Sun Wensheng, Marongelli Ellisha N, Watkins Paul V, Barbour Dennis L
Department of Biomedical Engineering, Washington University in St. Louis, St. Louis, Missouri.
Department of Biomedical Engineering, Washington University in St. Louis, St. Louis, Missouri
J Neurophysiol. 2017 Oct 1;118(4):2024-2033. doi: 10.1152/jn.00670.2016. Epub 2017 Jul 12.
Neurons that respond favorably to a particular sound level have been observed throughout the central auditory system, becoming steadily more common at higher processing areas. One theory about the role of these level-tuned or nonmonotonic neurons is the level-invariant encoding of sounds. To investigate this theory, we simulated various subpopulations of neurons by drawing from real primary auditory cortex (A1) neuron responses and surveyed their performance in forming different sound level representations. Pure nonmonotonic subpopulations did not provide the best level-invariant decoding; instead, mixtures of monotonic and nonmonotonic neurons provided the most accurate decoding. For level-fidelity decoding, the inclusion of nonmonotonic neurons slightly improved or did not change decoding accuracy until they constituted a high proportion. These results indicate that nonmonotonic neurons fill an encoding role complementary to, rather than alternate to, monotonic neurons. Neurons with nonmonotonic rate-level functions are unique to the central auditory system. These level-tuned neurons have been proposed to account for invariant sound perception across sound levels. Through systematic simulations based on real neuron responses, this study shows that neuron populations perform sound encoding optimally when containing both monotonic and nonmonotonic neurons. The results indicate that instead of working independently, nonmonotonic neurons complement the function of monotonic neurons in different sound-encoding contexts.

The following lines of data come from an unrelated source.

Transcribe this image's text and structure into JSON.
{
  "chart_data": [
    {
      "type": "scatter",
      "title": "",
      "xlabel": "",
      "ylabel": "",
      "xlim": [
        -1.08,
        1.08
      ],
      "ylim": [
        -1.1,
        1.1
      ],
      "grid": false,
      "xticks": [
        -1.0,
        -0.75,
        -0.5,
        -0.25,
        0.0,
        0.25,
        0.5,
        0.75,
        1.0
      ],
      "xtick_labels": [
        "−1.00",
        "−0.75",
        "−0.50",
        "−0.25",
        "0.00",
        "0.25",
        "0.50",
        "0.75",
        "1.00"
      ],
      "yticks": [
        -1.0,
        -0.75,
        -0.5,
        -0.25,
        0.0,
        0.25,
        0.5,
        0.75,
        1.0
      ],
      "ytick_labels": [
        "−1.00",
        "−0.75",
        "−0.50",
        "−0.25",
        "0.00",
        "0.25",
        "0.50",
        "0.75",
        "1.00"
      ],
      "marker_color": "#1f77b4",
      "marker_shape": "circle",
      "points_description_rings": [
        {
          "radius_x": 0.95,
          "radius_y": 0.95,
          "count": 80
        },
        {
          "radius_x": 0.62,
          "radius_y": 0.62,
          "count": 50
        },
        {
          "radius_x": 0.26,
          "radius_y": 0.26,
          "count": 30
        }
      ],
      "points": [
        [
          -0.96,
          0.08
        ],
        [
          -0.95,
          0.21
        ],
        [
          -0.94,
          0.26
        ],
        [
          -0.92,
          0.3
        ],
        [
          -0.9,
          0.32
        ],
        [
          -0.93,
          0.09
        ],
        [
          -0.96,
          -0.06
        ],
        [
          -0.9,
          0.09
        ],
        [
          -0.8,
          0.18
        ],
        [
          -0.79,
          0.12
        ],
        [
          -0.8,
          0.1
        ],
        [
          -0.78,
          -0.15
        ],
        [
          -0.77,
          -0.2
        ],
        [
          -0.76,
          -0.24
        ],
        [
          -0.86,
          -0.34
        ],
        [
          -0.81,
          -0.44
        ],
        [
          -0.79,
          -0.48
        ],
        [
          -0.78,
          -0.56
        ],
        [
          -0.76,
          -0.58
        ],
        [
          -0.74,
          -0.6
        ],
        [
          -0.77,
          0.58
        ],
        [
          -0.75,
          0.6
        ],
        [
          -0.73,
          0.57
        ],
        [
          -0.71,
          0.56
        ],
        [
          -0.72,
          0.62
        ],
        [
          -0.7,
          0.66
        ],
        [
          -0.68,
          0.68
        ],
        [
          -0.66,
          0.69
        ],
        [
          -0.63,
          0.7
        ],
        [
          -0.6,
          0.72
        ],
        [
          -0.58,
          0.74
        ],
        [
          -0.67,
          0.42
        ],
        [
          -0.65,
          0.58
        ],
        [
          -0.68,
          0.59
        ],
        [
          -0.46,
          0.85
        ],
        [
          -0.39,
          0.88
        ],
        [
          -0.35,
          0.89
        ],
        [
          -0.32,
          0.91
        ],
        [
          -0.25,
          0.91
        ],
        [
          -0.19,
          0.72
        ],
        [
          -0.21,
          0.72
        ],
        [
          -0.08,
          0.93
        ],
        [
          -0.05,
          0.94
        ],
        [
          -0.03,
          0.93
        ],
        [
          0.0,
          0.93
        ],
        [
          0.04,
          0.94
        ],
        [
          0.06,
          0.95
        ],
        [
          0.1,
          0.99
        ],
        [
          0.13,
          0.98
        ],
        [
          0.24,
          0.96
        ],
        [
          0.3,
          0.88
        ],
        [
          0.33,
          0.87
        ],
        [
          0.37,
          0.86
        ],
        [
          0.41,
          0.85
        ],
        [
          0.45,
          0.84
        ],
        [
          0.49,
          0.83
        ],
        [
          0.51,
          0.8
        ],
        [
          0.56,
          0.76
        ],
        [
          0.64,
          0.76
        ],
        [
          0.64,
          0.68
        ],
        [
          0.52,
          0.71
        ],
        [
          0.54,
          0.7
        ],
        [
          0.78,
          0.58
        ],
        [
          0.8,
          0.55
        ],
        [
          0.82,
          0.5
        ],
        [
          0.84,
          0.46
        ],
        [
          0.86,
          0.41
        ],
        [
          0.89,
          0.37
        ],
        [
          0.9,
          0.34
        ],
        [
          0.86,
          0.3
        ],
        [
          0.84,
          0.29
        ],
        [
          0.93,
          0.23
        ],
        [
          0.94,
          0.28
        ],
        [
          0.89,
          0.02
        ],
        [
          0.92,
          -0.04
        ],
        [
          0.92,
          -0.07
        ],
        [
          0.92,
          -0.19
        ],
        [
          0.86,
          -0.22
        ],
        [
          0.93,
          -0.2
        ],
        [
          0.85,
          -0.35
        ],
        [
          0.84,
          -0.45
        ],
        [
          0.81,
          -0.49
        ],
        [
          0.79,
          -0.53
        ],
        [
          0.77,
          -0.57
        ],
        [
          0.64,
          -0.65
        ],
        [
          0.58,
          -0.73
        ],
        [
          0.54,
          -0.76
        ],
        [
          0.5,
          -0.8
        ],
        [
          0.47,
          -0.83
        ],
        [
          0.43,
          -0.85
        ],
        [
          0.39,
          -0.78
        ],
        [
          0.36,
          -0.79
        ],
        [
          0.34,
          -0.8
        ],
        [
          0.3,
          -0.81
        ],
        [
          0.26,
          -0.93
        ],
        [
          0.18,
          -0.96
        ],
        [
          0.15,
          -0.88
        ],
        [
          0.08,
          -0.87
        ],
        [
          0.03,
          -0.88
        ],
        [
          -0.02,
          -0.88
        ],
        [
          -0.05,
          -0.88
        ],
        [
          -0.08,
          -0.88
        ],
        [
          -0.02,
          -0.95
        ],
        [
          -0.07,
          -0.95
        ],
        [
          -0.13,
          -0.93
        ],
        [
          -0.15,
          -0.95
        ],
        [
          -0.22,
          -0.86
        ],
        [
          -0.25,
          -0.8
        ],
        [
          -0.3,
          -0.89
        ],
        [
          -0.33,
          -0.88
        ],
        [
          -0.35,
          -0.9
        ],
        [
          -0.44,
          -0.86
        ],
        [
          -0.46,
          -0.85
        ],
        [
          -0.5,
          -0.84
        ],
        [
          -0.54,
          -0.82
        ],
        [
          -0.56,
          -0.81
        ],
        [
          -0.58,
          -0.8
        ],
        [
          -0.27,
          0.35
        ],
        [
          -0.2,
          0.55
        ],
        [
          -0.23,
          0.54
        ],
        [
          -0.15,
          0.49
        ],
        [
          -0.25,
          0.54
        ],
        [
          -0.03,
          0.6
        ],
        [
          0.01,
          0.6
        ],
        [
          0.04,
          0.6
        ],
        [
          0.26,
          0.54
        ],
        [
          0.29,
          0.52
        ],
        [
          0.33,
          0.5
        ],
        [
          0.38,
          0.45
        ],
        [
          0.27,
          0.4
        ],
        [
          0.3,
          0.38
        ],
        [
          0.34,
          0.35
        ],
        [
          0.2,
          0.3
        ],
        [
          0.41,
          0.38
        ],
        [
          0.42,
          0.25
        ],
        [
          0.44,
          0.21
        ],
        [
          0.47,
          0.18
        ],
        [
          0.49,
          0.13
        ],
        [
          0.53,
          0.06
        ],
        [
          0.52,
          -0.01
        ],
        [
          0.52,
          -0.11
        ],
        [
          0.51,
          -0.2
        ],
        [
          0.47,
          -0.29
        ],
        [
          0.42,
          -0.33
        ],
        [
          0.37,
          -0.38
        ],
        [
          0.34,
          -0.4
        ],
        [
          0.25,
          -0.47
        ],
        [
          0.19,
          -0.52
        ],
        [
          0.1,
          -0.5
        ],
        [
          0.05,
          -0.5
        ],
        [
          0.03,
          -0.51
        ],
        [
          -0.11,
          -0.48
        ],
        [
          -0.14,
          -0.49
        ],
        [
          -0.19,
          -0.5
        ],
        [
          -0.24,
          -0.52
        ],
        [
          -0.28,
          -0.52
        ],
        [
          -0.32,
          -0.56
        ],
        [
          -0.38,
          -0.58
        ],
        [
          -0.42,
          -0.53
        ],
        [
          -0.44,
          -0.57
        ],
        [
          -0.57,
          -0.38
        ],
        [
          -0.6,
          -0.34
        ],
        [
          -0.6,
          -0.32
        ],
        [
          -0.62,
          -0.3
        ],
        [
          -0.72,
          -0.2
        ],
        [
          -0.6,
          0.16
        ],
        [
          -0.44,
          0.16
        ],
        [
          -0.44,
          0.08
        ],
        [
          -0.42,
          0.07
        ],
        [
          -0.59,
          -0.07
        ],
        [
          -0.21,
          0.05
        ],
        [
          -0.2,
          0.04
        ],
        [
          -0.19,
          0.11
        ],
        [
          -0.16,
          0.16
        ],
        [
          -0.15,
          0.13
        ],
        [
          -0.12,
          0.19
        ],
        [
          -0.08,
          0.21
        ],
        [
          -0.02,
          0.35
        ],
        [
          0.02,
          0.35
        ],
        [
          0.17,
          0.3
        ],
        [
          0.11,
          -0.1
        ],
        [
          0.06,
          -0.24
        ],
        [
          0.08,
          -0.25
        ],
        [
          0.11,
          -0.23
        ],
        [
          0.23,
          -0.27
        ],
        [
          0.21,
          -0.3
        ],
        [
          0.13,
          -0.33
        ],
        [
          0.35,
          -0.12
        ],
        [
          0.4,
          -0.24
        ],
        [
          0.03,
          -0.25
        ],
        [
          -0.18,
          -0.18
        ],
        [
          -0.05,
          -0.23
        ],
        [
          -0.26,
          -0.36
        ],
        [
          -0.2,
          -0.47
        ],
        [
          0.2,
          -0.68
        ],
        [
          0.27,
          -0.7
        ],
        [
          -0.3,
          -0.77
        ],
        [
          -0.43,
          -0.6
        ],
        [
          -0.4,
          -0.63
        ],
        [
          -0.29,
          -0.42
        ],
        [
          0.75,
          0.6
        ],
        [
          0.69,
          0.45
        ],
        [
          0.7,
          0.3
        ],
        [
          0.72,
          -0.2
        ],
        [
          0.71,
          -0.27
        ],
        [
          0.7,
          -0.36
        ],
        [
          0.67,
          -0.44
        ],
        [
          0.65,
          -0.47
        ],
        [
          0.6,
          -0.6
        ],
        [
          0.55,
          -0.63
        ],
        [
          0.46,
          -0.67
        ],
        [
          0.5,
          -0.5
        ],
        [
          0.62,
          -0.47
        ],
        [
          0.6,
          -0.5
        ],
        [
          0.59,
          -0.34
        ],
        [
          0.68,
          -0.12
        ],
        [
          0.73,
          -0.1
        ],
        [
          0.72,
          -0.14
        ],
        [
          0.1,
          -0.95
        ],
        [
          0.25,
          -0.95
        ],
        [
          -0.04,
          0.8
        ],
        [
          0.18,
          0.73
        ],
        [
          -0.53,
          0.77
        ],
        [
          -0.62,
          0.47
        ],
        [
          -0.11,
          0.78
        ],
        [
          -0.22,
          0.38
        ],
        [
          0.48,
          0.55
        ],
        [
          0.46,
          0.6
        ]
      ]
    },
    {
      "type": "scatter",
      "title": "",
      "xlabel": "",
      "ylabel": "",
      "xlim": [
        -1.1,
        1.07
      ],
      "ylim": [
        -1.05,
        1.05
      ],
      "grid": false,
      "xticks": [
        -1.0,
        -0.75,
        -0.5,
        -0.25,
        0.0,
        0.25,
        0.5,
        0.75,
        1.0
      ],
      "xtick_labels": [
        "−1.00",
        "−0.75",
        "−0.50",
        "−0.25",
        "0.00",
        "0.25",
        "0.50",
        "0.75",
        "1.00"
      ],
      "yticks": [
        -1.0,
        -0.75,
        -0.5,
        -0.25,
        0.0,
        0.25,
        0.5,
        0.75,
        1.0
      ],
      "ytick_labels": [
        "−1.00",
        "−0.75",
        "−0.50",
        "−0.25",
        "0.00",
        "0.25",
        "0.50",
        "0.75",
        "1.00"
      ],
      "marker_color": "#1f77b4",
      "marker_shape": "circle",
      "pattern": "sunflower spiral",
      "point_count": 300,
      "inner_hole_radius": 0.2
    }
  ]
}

在整个中枢听觉系统中,都观察到了对特定声级有良好反应的神经元,并且在更高的处理区域中,这类神经元越来越常见。关于这些声级调谐或非单调神经元的作用,有一种理论认为它们对声音进行声级不变编码。为了研究这一理论,我们通过提取真实初级听觉皮层(A1)神经元的反应,模拟了各种神经元亚群,并考察了它们在形成不同声级表征时的表现。单纯的非单调亚群并不能提供最佳的声级不变解码;相反,单调神经元和非单调神经元的混合群体提供了最准确的解码。对于声级保真度解码,在非单调神经元占比很高之前,其加入会略微提高或不会改变解码精度。这些结果表明,非单调神经元起到的编码作用是对单调神经元的补充,而非替代。具有非单调速率-声级函数的神经元是中枢听觉系统所特有的。有人提出,这些声级调谐神经元能够解释跨声级的不变声音感知。通过基于真实神经元反应的系统模拟,本研究表明,当同时包含单调神经元和非单调神经元时,神经元群体能够实现最佳的声音编码。结果表明,非单调神经元并非独立发挥作用,而是在不同的声音编码情境中补充单调神经元的功能。